If you’re still unsure about taking advantage of the credit, the clock is ticking. All the way back in August we warned borrowers that, with the November 30 deadline fast approaching, they needed to act A.S.A.P. “The mortgage process usually takes anywhere between 45 and 60 days,” advises HSH VP Keith Gumbinger.”
Over the last two days White House Press Secretary Robert Gibbs has addressed reporters’ questions regarding the credit’s extension. Yesterday, Gibbs confirmed that a decision hasn’t yet been made, and, according to NMN, Gibbs had the same to say during this morning’s briefing.
White House press secretary Robert Gibbs said the tax credit has “helped the economy” and an extension is under consideration as the President looks for ways to create more jobs. “Obviously, there has been quite a bit of success” in the program, Mr. Gibbs told reporters. Housing and mortgage industry groups are urging Congress to extend the credit for another year. Meanwhile, the National Association of Home Builders wants to expand the tax credit to all home buyers.
The House Ways and Means Committee is expected to begin work on a tax credit extension bill in a few weeks. Due to the costs of the program and budget constraints, some insiders are betting Congress will go along with a six-month extension.
A few weeks ago we noted that it would make sense for Congress to extend the homebuyer’s tax credit to coincide with the Fed’s extension of their mortgage-backed securities purchase program:
The $8,000 first-time homebuyer tax credit was an incentive to get potential buyers into the market.

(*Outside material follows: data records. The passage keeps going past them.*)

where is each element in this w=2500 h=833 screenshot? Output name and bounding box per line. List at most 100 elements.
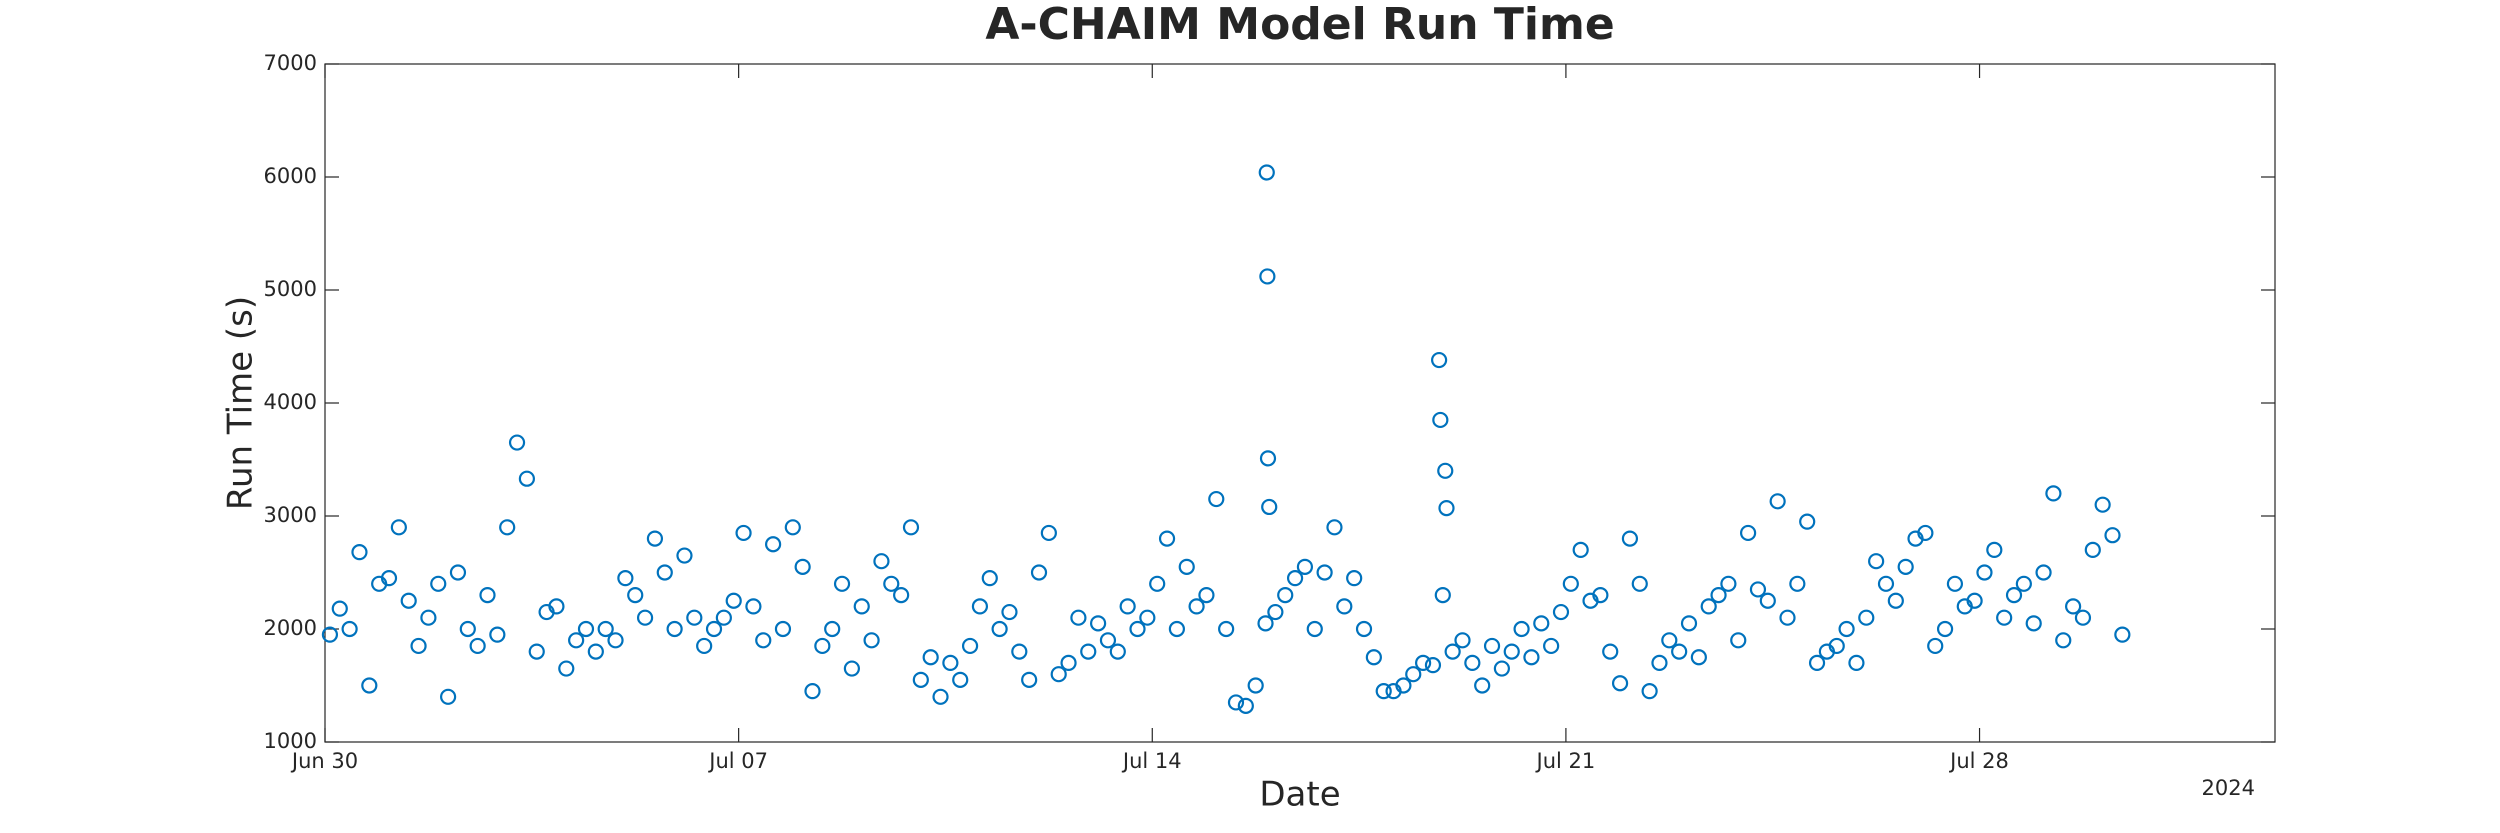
point — [1415, 654, 1432, 672]
point — [1208, 490, 1225, 508]
point — [765, 536, 782, 553]
point — [2104, 527, 2121, 544]
point — [2084, 541, 2101, 559]
point — [331, 600, 348, 617]
point — [636, 609, 654, 626]
point — [390, 519, 407, 536]
point — [617, 570, 634, 587]
point — [1030, 564, 1048, 581]
point — [755, 632, 772, 649]
point — [2025, 615, 2042, 632]
point — [725, 592, 742, 609]
point — [1976, 564, 1993, 581]
x-tick-label: Jul 07 — [707, 749, 768, 773]
y-tick-label: 5000 — [264, 277, 317, 301]
point — [1316, 564, 1333, 581]
point — [1198, 586, 1215, 604]
point — [1523, 649, 1540, 666]
point — [873, 553, 890, 570]
point — [1799, 513, 1816, 530]
point — [351, 544, 368, 561]
point — [627, 586, 644, 604]
point — [991, 620, 1008, 638]
point — [361, 677, 378, 694]
point — [479, 586, 496, 604]
y-tick-label: 1000 — [264, 729, 317, 753]
point — [499, 519, 516, 536]
point — [1326, 519, 1343, 536]
point — [1789, 575, 1806, 592]
point — [400, 592, 417, 609]
point — [1936, 620, 1954, 638]
point — [952, 671, 969, 688]
point — [696, 637, 713, 655]
point — [1759, 592, 1776, 609]
point — [1296, 558, 1314, 575]
point — [932, 688, 949, 705]
point — [1149, 575, 1166, 592]
point — [942, 654, 959, 672]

The Fed’s MBS purchase program makes those potential transactions more possible and affordable. The two programs have contributed to lower mortgage rates and provided a much-needed boost for home sales during an anemic housing market. For one to expire approximately four months before the other could really throw off the market’s improving dynamic. Furthermore, the Fed’s ongoing stance that markets are improving, but not quite ready to branch out on their own, only further serves to bolster this theory.
Yet, not all market analysts have the same opinion regarding the effectiveness of the tax credit. Industry professionals like economist Paul Dales feel that the impact of the tax credit is a bit “overstated.” While the National Association of Realtors claims that the tax credit has accounted for about half the year’s increase in home sales, Dales argues that the credit is responsible for far less:
[Dales] writes that the tax credit’s expiration isn’t likely to bring the housing market’s recovery to a halt, though it could slow recovery.
Low mortgage rates and prices that have fallen relative to incomes “suggest that the recovery will be sustained once these schemes expire,” writes Mr. Dales in a Tuesday note. The National Association of Realtors estimates that around 350,000 sales, or nearly half of the 710,000 increase in home sales since January, are directly attributable to the tax credit. But Mr. Dales says that the impact is probably closer to 225,000 home sales, or 30% of the increase since January.
We’ll keep you posted of any new talks in terms of new developments in Washington regarding the extension of the $8,000 first-time homebuyer tax credit.